Like vitamins, like OTC products, can cause side effects or bad reactions—for instance, if you take them in the wrong way or mix them with certain other medicines. That's why you need to be careful when it comes to OTC medicines too. Here are five safety tips:

1. Read the label. This is a crucial first step. For instance, find out if the medicine will treat your symptoms, who should not take it and how to use it.

2. Take the medicine exactly as directed. Check with a pharmacist or your doctor if you have questions about how to use an OTC drug.

3. Keep your doctor informed. Your doctor needs to know about every product you take, including OTC drugs, vitamins and herbal supplements. You can share your list of medicines and supplements at your next doctor visit.

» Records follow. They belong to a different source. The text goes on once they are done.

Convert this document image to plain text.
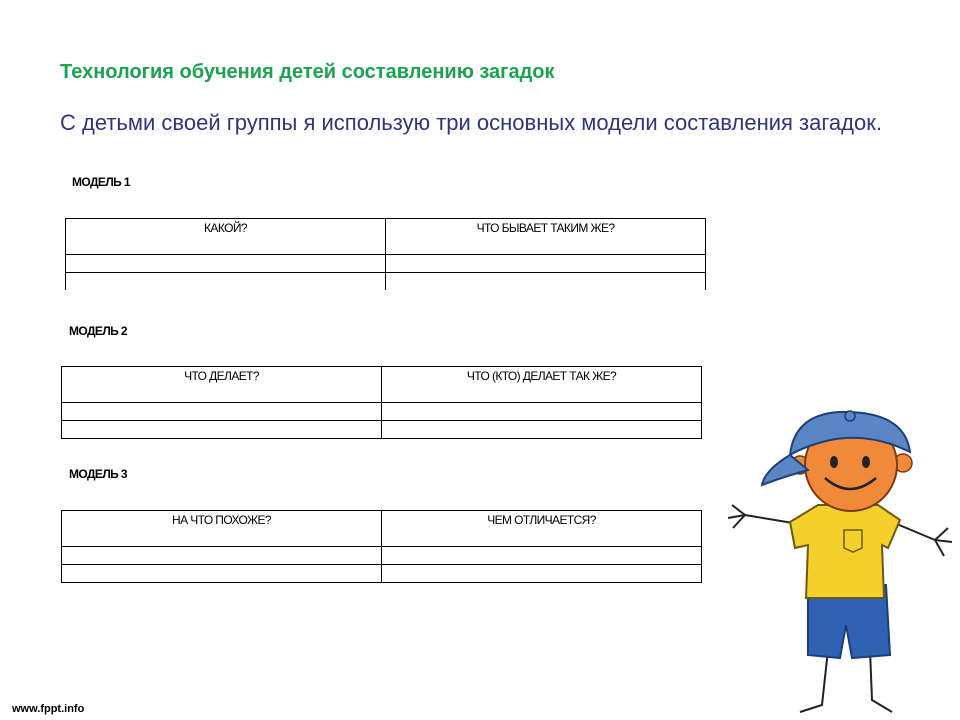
Технология обучения детей составлению загадок
С детьми своей группы я использую три основных модели составления загадок.
МОДЕЛЬ 1
КАКОЙ?	ЧТО БЫВАЕТ ТАКИМ ЖЕ?

МОДЕЛЬ 2
ЧТО ДЕЛАЕТ?	ЧТО (КТО) ДЕЛАЕТ ТАК ЖЕ?

МОДЕЛЬ 3
НА ЧТО ПОХОЖЕ?	ЧЕМ ОТЛИЧАЕТСЯ?

www.fppt.info
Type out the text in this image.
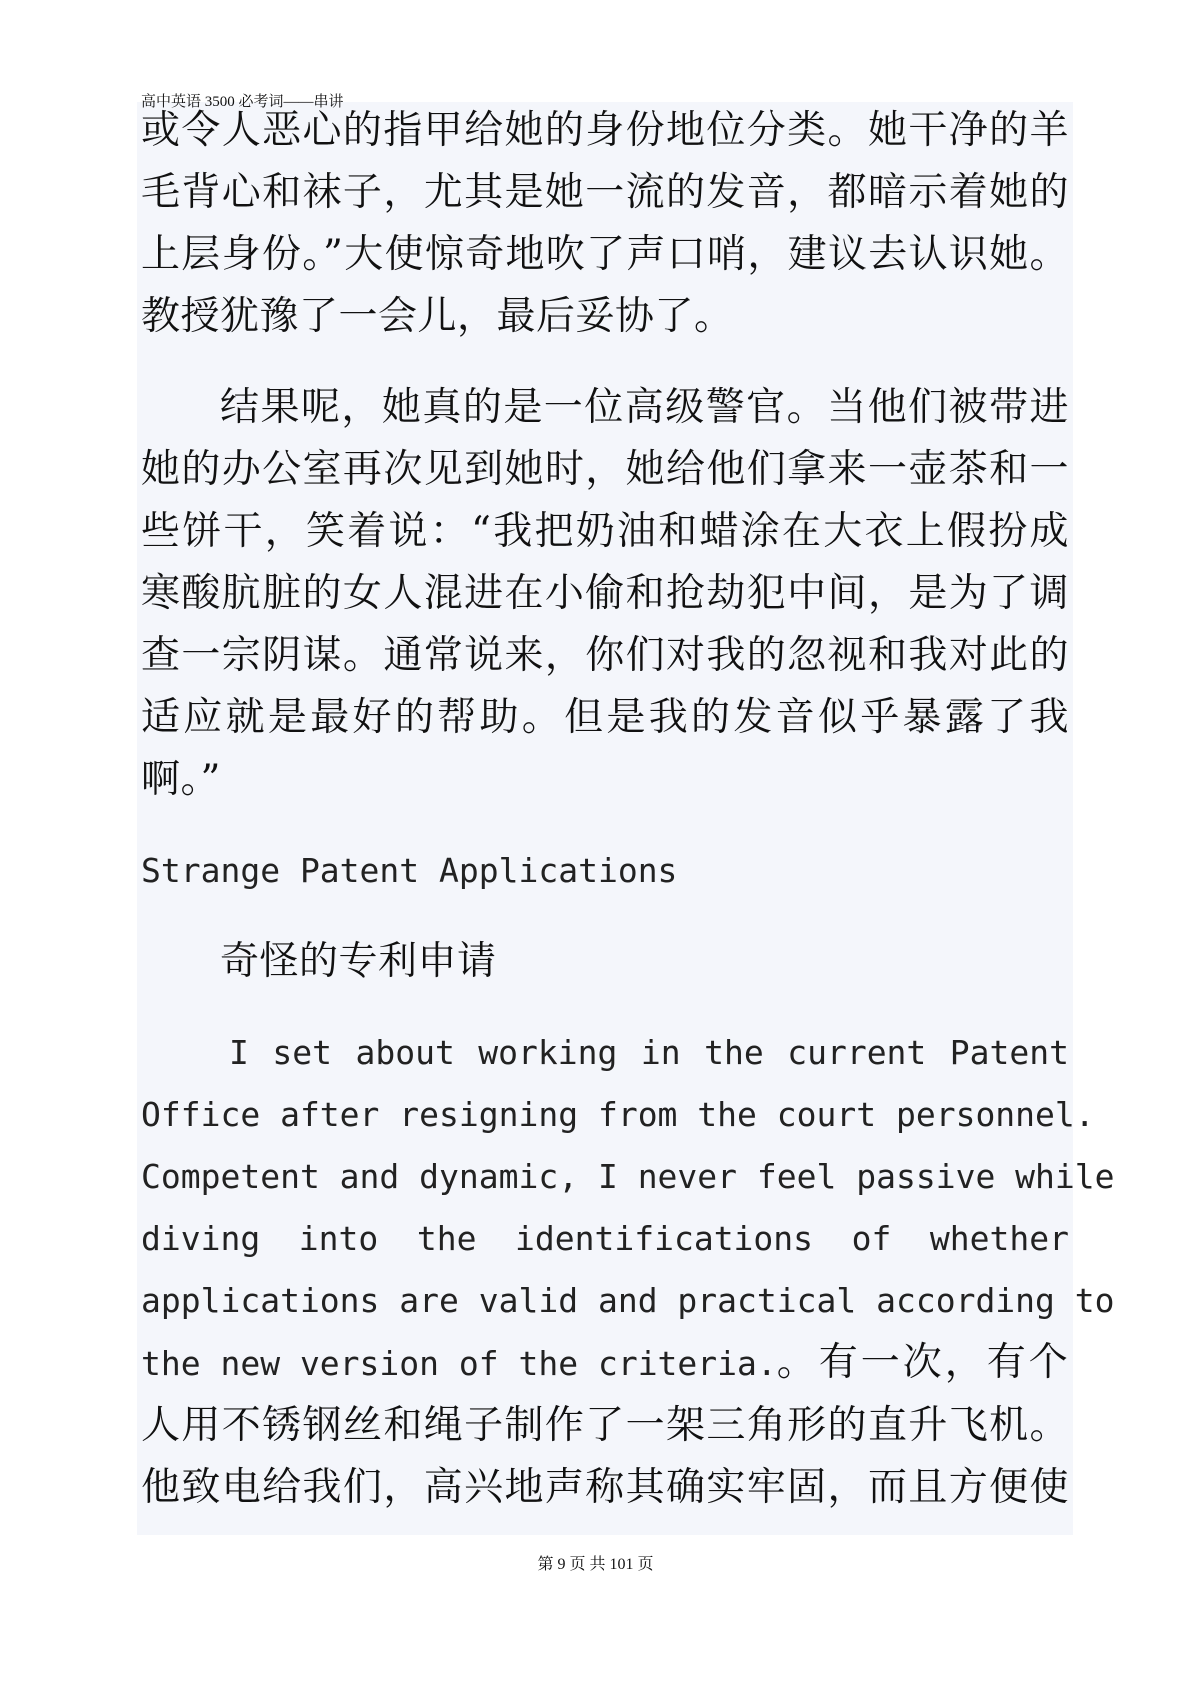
高中英语 3500 必考词——串讲
或令人恶心的指甲给她的身份地位分类。她干净的羊
毛背心和袜子，尤其是她一流的发音，都暗示着她的
上层身份。”大使惊奇地吹了声口哨，建议去认识她。
教授犹豫了一会儿，最后妥协了。
结果呢，她真的是一位高级警官。当他们被带进
她的办公室再次见到她时，她给他们拿来一壶茶和一
些饼干，笑着说：“我把奶油和蜡涂在大衣上假扮成
寒酸肮脏的女人混进在小偷和抢劫犯中间，是为了调
查一宗阴谋。通常说来，你们对我的忽视和我对此的
适应就是最好的帮助。但是我的发音似乎暴露了我
啊。”
Strange Patent Applications
奇怪的专利申请
I set about working in the current Patent
Office after resigning from the court personnel.
Competent and dynamic, I never feel passive while
diving into the identifications of whether
applications are valid and practical according to
the new version of the criteria.。有一次，有个
人用不锈钢丝和绳子制作了一架三角形的直升飞机。
他致电给我们，高兴地声称其确实牢固，而且方便使
第 9 页 共 101 页
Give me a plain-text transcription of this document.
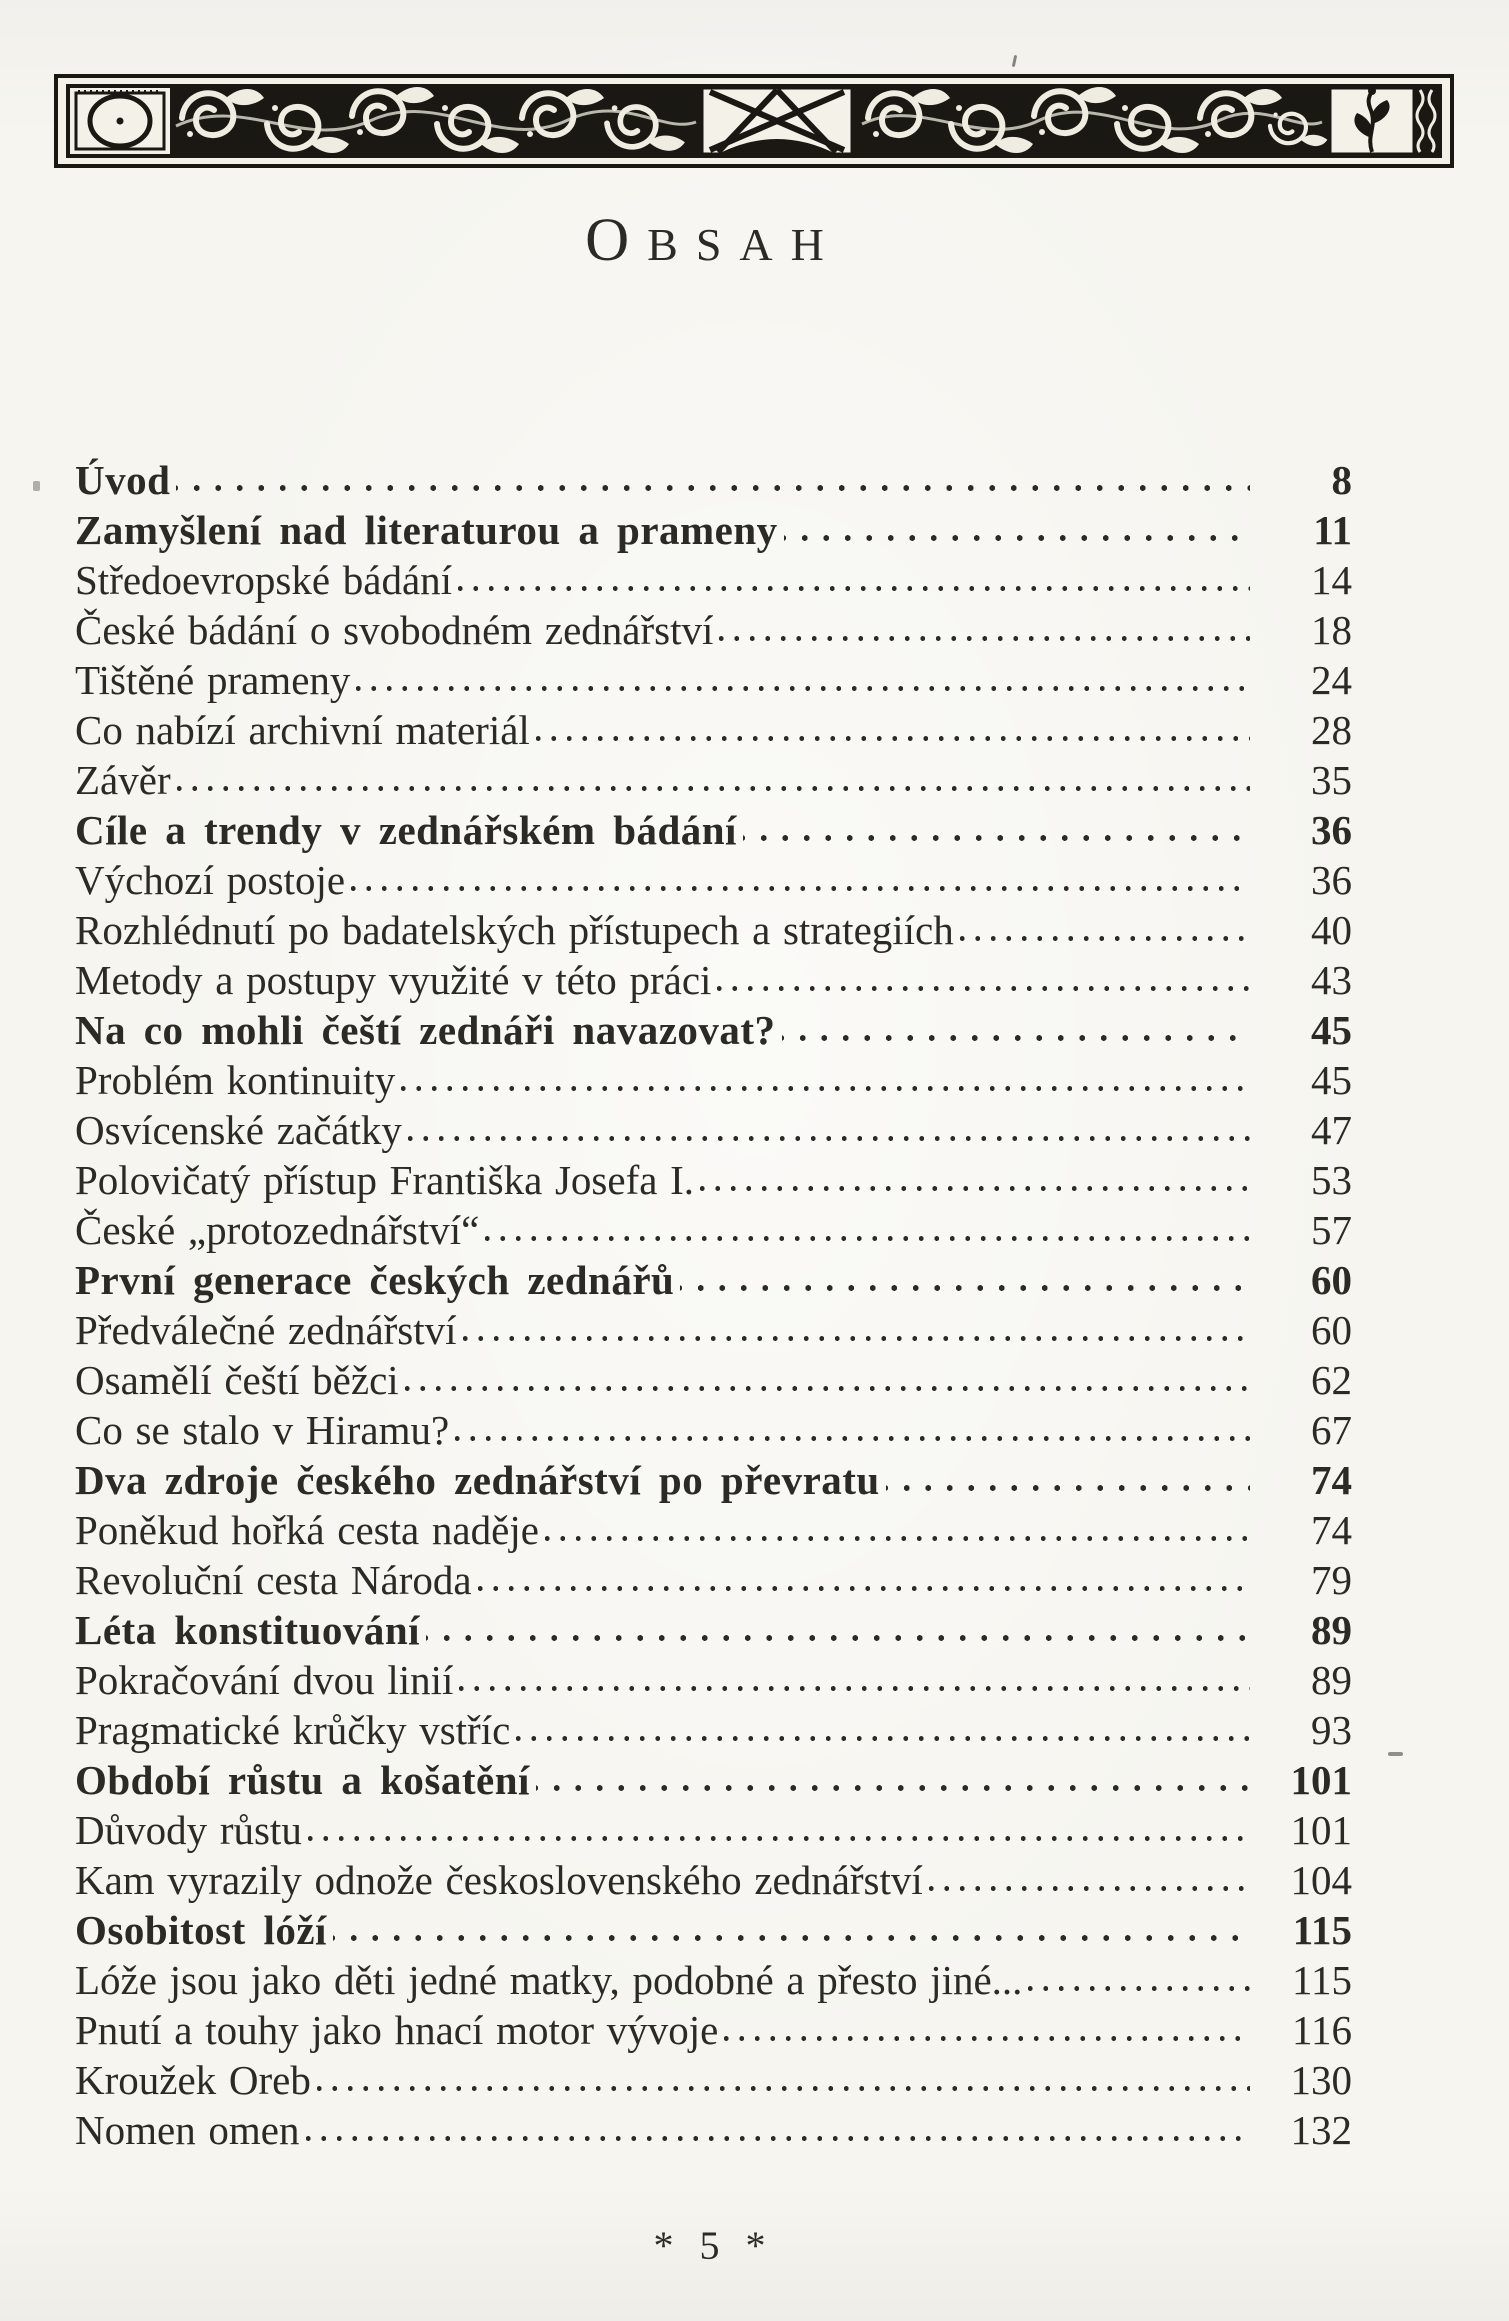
OBSAH
Úvod	8
Zamyšlení nad literaturou a prameny	11
Středoevropské bádání	14
České bádání o svobodném zednářství	18
Tištěné prameny	24
Co nabízí archivní materiál	28
Závěr	35
Cíle a trendy v zednářském bádání	36
Výchozí postoje	36
Rozhlédnutí po badatelských přístupech a strategiích	40
Metody a postupy využité v této práci	43
Na co mohli čeští zednáři navazovat?	45
Problém kontinuity	45
Osvícenské začátky	47
Polovičatý přístup Františka Josefa I.	53
České „protozednářství“	57
První generace českých zednářů	60
Předválečné zednářství	60
Osamělí čeští běžci	62
Co se stalo v Hiramu?	67
Dva zdroje českého zednářství po převratu	74
Poněkud hořká cesta naděje	74
Revoluční cesta Národa	79
Léta konstituování	89
Pokračování dvou linií	89
Pragmatické krůčky vstříc	93
Období růstu a košatění	101
Důvody růstu	101
Kam vyrazily odnože československého zednářství	104
Osobitost lóží	115
Lóže jsou jako děti jedné matky, podobné a přesto jiné...	115
Pnutí a touhy jako hnací motor vývoje	116
Kroužek Oreb	130
Nomen omen	132
* 5 *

But if you also take a prescription medicine, it's a good idea to check with your doctor or pharmacist before trying an OTC medicine. Make sure it will not interfere with your prescription medicine or cause a side effect.

4. Be careful when taking more than one drug. Some OTC drugs (like cold medicines and pain relievers) may contain the same active ingredients. So if you take more than one medicine for different problems, you could end up taking too much of an active ingredient. Solution: Read the ingredients list, and compare the active ingredients in each medicine.

5. Don't use a spoon to take the medicine. Use the cup or other dosing device that came with the medicine.